Any time your dog tries to communicate with you, whether through facial expression or another part of their body, it can be considered the equivalent of a human smile. Your pet tells you in so many ways daily that they love you; you just have to watch for them!
Dogs may not smile in the traditional sense, but that doesn’t mean they don’t show their happiness in other ways. Their tail wags, their ears perk up, and they may even lean into you when feeling content. So next time you see your dog looking happy, rest assured that they are probably smiling on the inside.
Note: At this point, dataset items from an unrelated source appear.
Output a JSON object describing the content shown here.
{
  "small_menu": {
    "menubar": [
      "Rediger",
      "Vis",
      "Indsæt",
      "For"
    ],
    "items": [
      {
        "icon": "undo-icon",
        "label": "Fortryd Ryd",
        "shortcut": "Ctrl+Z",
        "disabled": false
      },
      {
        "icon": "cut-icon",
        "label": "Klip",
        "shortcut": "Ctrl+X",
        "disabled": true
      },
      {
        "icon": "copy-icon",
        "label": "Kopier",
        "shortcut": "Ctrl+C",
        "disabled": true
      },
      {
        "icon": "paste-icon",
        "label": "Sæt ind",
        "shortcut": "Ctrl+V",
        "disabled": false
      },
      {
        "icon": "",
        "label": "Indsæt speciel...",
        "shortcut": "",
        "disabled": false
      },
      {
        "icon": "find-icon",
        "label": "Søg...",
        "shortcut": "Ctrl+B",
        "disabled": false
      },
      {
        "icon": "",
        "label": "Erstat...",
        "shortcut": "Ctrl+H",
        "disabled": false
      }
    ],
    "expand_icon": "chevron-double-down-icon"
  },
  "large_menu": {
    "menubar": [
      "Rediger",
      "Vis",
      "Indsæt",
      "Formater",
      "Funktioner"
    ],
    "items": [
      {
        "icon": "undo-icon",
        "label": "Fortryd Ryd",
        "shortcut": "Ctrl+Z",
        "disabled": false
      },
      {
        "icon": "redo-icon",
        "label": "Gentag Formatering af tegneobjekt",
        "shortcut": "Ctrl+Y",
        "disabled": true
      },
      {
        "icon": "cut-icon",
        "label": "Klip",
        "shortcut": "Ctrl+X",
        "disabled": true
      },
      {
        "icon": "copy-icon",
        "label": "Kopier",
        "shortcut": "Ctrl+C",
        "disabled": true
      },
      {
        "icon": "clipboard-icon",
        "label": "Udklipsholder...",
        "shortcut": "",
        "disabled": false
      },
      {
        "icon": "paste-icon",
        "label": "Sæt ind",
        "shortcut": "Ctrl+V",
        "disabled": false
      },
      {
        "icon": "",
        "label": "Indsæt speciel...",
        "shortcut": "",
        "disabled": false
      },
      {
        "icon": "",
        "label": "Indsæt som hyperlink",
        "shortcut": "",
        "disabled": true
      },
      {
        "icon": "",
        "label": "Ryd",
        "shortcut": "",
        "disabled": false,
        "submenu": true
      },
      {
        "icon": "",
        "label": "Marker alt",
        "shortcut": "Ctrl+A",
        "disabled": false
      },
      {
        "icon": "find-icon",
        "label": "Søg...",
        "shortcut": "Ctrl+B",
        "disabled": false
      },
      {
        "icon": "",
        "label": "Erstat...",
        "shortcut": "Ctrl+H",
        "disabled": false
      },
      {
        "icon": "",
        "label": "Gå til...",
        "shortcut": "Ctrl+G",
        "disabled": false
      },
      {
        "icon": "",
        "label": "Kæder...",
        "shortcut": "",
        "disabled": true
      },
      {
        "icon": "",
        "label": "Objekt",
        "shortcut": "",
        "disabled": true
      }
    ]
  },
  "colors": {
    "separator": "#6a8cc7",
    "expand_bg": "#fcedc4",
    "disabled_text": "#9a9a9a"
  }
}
Frequently Asked Questions
Are dogs actually happy when they smile?
Some people may misinterpret even aggressive teeth-baring as a pleasant greeting. Dogs typically grin because they are happy, so it's simple to compare that emotion to human smiles.
Do dogs ever smile?
Dog owners mistake this "dog smile" for one since it typically appears when the animal is at ease and seems content. The phenomenon known as laughter contagion describes how these "dog smiles" frequently follow a human smile. The reason we smile at dogs may cause them to grin in return.
Do dogs smile or laugh?
Dogs can laugh as well, and they usually do so when they are having fun. Canine laughter starts off with the canine equivalent of a smile but also makes a sound very similar to panting.
How do you know when dogs smile?
According to Lotz, when a dog is pleased and smiling, she would "have ears forward or in the relaxed state for the breed, relaxed eyes, and a big wide open mouth, with tongue hanging down, sometimes panting too."